Five thousand acres? The small hairs on the back of Jodi’s neck pricked. This was a large deal, a herculean task, even with her connections and a summer to accomplish it. And just how well had Mr. Williams gotten to know her talkative aunt? She always praised the benefits of country air in hopes of tempting Jodi out for a visit.
But Jodi remembered how unpredictable and dangerous farm country could be. It was the reason her parents had left town once Jodi finished her senior year in high school. As for why she hadn’t accepted her aunt’s offer to stay with her during college breaks, that story ended with a different kind of heartbreak.

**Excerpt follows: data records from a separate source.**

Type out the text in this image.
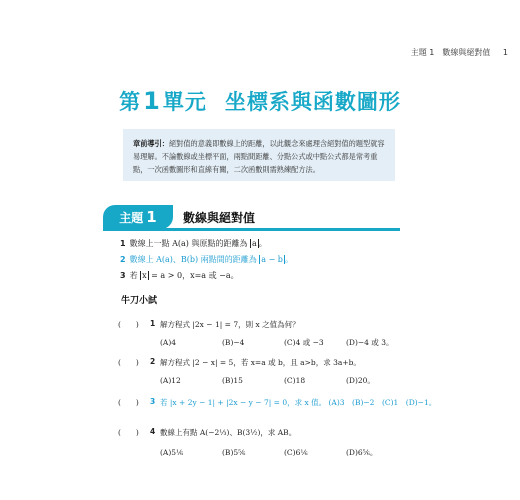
主題 1　數線與絕對值 1
第1單元 坐標系與函數圖形
章前導引：絕對值的意義即數線上的距離，以此觀念來處理含絕對值的題型就容易理解。不論數線或坐標平面，兩點間距離、分點公式或中點公式都是常考重點，一次函數圖形和直線有關，二次函數則需熟練配方法。
主題 1	數線與絕對值
1 數線上一點 A(a) 與原點的距離為 a 。
2 數線上 A(a)、B(b) 兩點間的距離為 a − b 。
3 若 x = a > 0，x=a 或 −a。
牛刀小試
(　　)	1 解方程式 |2x − 1| = 7，則 x 之值為何？
(A)4	(B)−4	(C)4 或 −3	(D)−4 或 3。
(　　)	2 解方程式 |2 − x| = 5，若 x=a 或 b，且 a>b，求 3a+b。
(A)12	(B)15	(C)18	(D)20。
(　　)	3 若 |x + 2y − 1| + |2x − y − 7| = 0，求 x 值。 (A)3　(B)−2　(C)1　(D)−1。
(　　)	4 數線上有點 A(−2⅓)、B(3½)，求 AB。
(A)5⅙	(B)5⅚	(C)6⅙	(D)6⅚。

More important than her tumultuous hometown history, however, Tyler did best with routines, things he knew and expected. She couldn’t imagine a worse place for him.
She cleared her throat.
“I haven’t spoken to Daniel Gleason in ten years, so I’m afraid I wouldn’t be of much help.” She edged toward the door. “If I may be excused, sir?”
Her employer intercepted her. “Jodi, I’ve seen your talent and ambition. In fact, you remind me of myself at your age. Look how quickly you wrapped things up in Idaho and every other deal we’ve given you. Succeed on this, and I’ll give you a promotion to midlevel executive.”
Jodi gripped the doorknob, afraid her weak knees would give out. Midlevel? Even her fellow junior executive, ambitious Brady Grayson, couldn’t hope for such a steep corporate climb at their age. Her mind ran over the numbers that came with the promotion’s raise, seeing that Wonders Primary would be in reach. Almost. If her ex’s lawsuit failed, it might work.
“And of course there’d be a closing bonus of, say, five thousand.” Her boss waved the folder beneath her nose like a matador.
Jodi blinked at him, disbelieving. Suddenly her dreams were within her grasp, the chance to provide the care her son needed, a brass ring at her fingertips. She wasn’t going to fail after all.
“Fine.” Mr. Williams sighed at her extended silence. “How about eight thousand? But that’s my best offer, Jodi.” Mr. Williams raked his fingers through his hair wisps. “You drive a hard bargain. Do we have a deal?”
She nodded and felt her palm pumped up and down. A tide of joy rolled through her before unease dragged it away. Going home meant returning to a place—and a person—she’d vowed to forget.